Update@12:45 p.m. (July 12):
Miamisburg police and FBI teams have concluded the search at Sugarcreek Reserve after searching the last areas they wanted to check. The park reopened around 11 a.m. when all the K-9 handlers and their dogs cleared the area.
Since authorities this week began closing Sugarcreek MetroPark for much of the day to search for evidence involving Chelsey Coe’s disappearance, patrons of the 618-acre site have stopped by only to find their routine interrupted.
On Thursday morning, park user Tina Moronell discovered her access to using the running trails blocked by the search, which has included more than 20 agents and officers from the FBI, Miamisburg police and MetroParks, along with search dogs.

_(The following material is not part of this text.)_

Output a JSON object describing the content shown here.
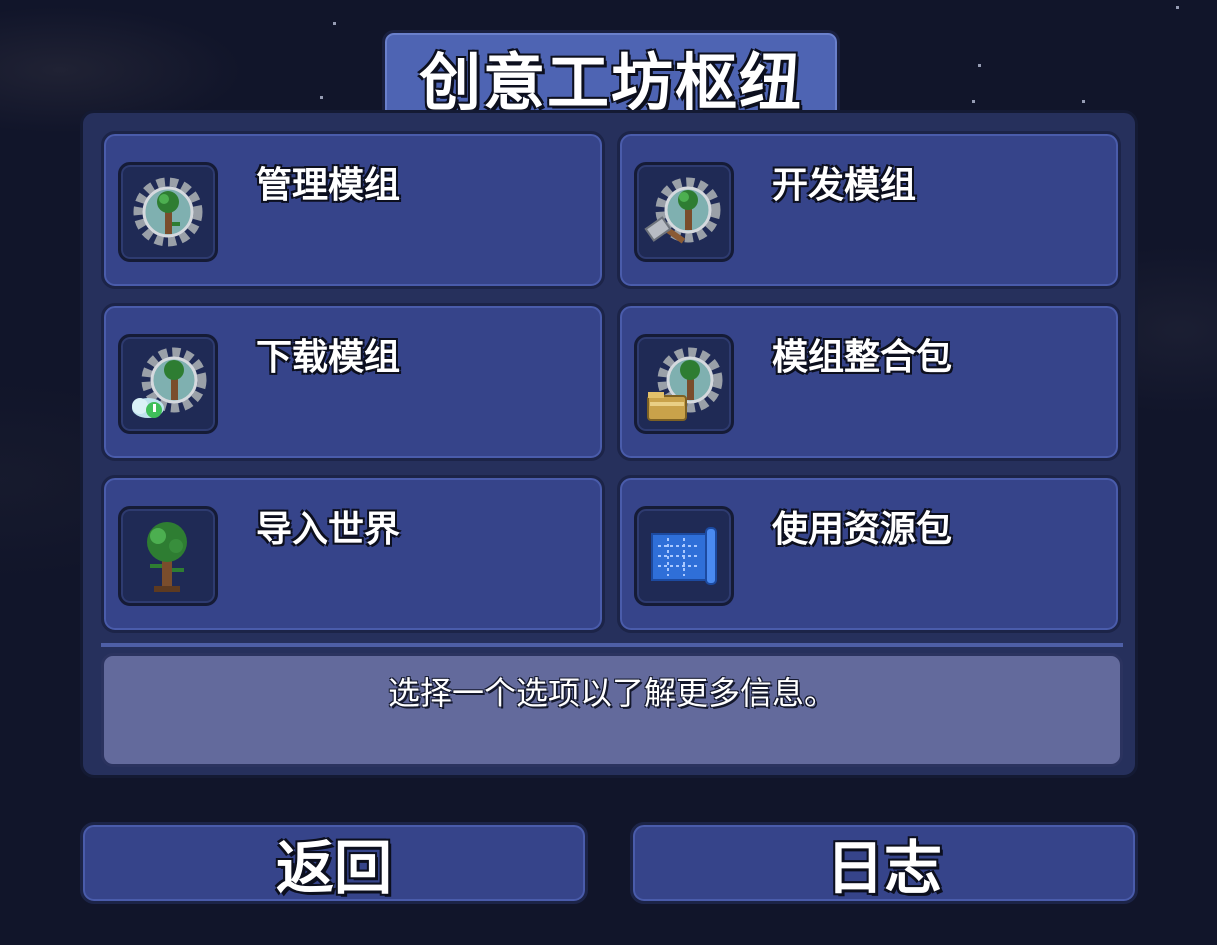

“It’s disturbing to say the least,” the Washington Twp. resident said. “We think of the park as a place for families and recreation. You don’t think of it as a crime scene. So it’s quite disturbing.”
Moronell said she enjoys frequenting the park with running groups because its clean and safe.
“So it’s very family-oriented,” she said. “I don’t know what they’re going to find and I hope the mom will find peace and they can resolve the situation.”
Clues that led federal, state and local authorities to close a massive Greene County park this week to search for evidence linked to a missing Miamisburg woman did not come through a previous search, but were discovered recently, police said.
The search at Sugarcreek MetroPark – the third day of which continues this morning – tied to last year’s disappearance of Chelsey Coe was not prompted by items found in early May after authorities raided her last known address and searched neighboring properties, said Miamisburg Sgt. Jeff Muncy.
“A lot” of evidence found during the search on Lower Miamisburg Road is “still being processed. We haven’t got a lot of that back yet,” he said.
Instead, the search at the 618-acre park was prompted “through other things I’ve done throughout the investigation that led us here,” Muncy said.
He indicated authorities recently came across the clues when asked about the timing of the park search.
“….This is when we got the information and this is when we decided to do the search,” he said.
The investigation – which has involved the FBI, the Ohio Bureau of Criminal Investigation and several other organizations – continues this morning as the search is set to resume at 6:30 a.m.
Muncy said the search – which has so far covered more than 400 acres – may end by noon.
Authorities have reason to believe the park may have been one of the last places Coe – who was 25 when she went missing – was seen before she disappeared.